Why doesn't death claim us...?
That the physical death that God gives is the only thing that can ultimately free us from our misery.... We are not meant to enjoy this world.
If u asked me, i wouldn't mind dying today, now, or even tomorrow.... i can't wait.


But He said i shall not take any man's life, including my own, and i shan't. and i must wait patiently for his calling. and i'm waiting for my dear, each and everyday. and perhaps then shall he call me.

School has been busy and everyone's bogged down with work. I feel like quitting each and every single day too. I definitely feel i could study harder, i could really throw my entire life into my studies and really just do well. but i won't be happy..... i really don't really know if anyone feels happy studying, but maybe there are.
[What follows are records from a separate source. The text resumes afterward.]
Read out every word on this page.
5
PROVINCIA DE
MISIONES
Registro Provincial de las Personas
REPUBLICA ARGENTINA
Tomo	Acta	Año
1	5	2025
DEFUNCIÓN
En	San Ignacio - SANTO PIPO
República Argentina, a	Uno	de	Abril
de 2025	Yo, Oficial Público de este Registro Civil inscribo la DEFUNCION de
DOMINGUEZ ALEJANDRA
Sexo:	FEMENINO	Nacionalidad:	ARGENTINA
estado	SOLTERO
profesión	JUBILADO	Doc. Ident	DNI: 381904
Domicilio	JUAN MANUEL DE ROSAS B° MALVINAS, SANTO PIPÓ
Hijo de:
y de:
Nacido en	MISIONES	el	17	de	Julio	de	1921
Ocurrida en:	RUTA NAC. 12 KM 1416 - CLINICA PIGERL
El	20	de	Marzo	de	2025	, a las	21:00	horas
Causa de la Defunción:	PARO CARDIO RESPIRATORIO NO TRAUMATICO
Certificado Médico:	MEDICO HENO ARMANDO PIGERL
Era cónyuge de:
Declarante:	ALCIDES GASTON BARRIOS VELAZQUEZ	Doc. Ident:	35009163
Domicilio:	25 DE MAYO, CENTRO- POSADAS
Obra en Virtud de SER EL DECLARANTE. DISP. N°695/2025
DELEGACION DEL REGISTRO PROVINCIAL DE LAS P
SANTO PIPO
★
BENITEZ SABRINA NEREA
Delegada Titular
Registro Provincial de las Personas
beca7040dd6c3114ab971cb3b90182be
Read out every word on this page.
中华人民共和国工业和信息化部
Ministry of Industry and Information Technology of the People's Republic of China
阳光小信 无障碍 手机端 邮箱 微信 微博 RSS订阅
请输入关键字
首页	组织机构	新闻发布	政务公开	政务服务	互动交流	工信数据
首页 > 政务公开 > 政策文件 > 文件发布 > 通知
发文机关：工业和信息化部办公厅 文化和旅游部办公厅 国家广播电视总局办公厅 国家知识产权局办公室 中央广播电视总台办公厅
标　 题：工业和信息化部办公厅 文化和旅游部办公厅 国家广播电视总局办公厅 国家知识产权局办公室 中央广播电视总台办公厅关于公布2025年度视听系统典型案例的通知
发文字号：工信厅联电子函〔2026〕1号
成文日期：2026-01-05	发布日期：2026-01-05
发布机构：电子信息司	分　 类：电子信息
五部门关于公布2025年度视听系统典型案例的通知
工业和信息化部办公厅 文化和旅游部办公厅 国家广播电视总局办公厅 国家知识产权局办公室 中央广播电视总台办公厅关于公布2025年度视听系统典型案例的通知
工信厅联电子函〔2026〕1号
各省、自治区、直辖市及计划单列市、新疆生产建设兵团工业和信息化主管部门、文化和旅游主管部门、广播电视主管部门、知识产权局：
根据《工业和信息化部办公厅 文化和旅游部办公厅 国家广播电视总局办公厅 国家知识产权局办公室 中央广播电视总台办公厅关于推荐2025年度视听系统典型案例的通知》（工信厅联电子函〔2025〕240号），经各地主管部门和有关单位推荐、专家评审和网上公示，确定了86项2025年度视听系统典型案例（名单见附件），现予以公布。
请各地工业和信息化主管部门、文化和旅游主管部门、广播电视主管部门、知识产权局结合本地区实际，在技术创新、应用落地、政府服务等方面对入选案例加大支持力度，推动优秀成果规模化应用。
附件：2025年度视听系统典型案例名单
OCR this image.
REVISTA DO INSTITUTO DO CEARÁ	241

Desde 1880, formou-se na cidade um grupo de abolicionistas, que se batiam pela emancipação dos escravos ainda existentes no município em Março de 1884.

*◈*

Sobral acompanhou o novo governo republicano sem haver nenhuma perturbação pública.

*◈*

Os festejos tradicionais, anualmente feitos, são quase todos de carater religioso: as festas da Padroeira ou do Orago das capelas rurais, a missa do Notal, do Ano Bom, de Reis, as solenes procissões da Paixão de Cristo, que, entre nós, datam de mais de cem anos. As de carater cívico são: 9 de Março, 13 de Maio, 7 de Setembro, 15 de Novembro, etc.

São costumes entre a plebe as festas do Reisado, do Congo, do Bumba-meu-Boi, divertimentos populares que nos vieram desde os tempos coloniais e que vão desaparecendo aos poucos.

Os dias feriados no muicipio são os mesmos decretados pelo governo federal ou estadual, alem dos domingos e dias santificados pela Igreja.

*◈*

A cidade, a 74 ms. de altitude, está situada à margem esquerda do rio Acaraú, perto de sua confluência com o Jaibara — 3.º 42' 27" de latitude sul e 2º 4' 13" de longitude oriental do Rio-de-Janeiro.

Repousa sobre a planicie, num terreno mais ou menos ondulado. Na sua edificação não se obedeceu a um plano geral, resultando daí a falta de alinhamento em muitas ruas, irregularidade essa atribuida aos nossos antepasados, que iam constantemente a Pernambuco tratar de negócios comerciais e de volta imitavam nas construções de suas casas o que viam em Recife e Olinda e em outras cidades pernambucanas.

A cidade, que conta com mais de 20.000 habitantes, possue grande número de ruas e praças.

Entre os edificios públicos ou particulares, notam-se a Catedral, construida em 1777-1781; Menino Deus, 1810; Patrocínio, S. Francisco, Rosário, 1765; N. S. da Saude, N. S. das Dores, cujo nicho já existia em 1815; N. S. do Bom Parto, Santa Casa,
I know you might feel i don't understand things and i make it sound easier than it seems.
and i might say,i understand, because only through failure was i able to encounter the joy in another type of success, and i found another lease of life. my grades may tumble, but i'm more fulfilled each and every single day. Words are so easy to say, it always has been.I do this though, without purpose of convincing you, but to convince myself, because i'm with you, and i feel and understand u. i struggle with you.

i'm not an 'A' student, not an 'A-' student, not even a 'B+' student.
well, i guess i'm really quite lousy, i do get the lowest marks in class sometimes.
i guess i've severly dampened everyone's expectations of me.
i guess i've let everyone down.
especially my father.
but those so close to me, support me, including my father.
to just be close to God.

I don't know what to do now.
I'm lost, just as directionless.
jumping off one of those hdb flats isn't hard.
so why not? you, God?
or is it just me.

"A man might live a meaningless existence till his death, so why not death come sooner?"
"With God, death never comes. Rather, we live in such meaningful existence, because of the life he has given us."

I do not die now because i live with meaning, and only when meaning ends, shall i finally pass away.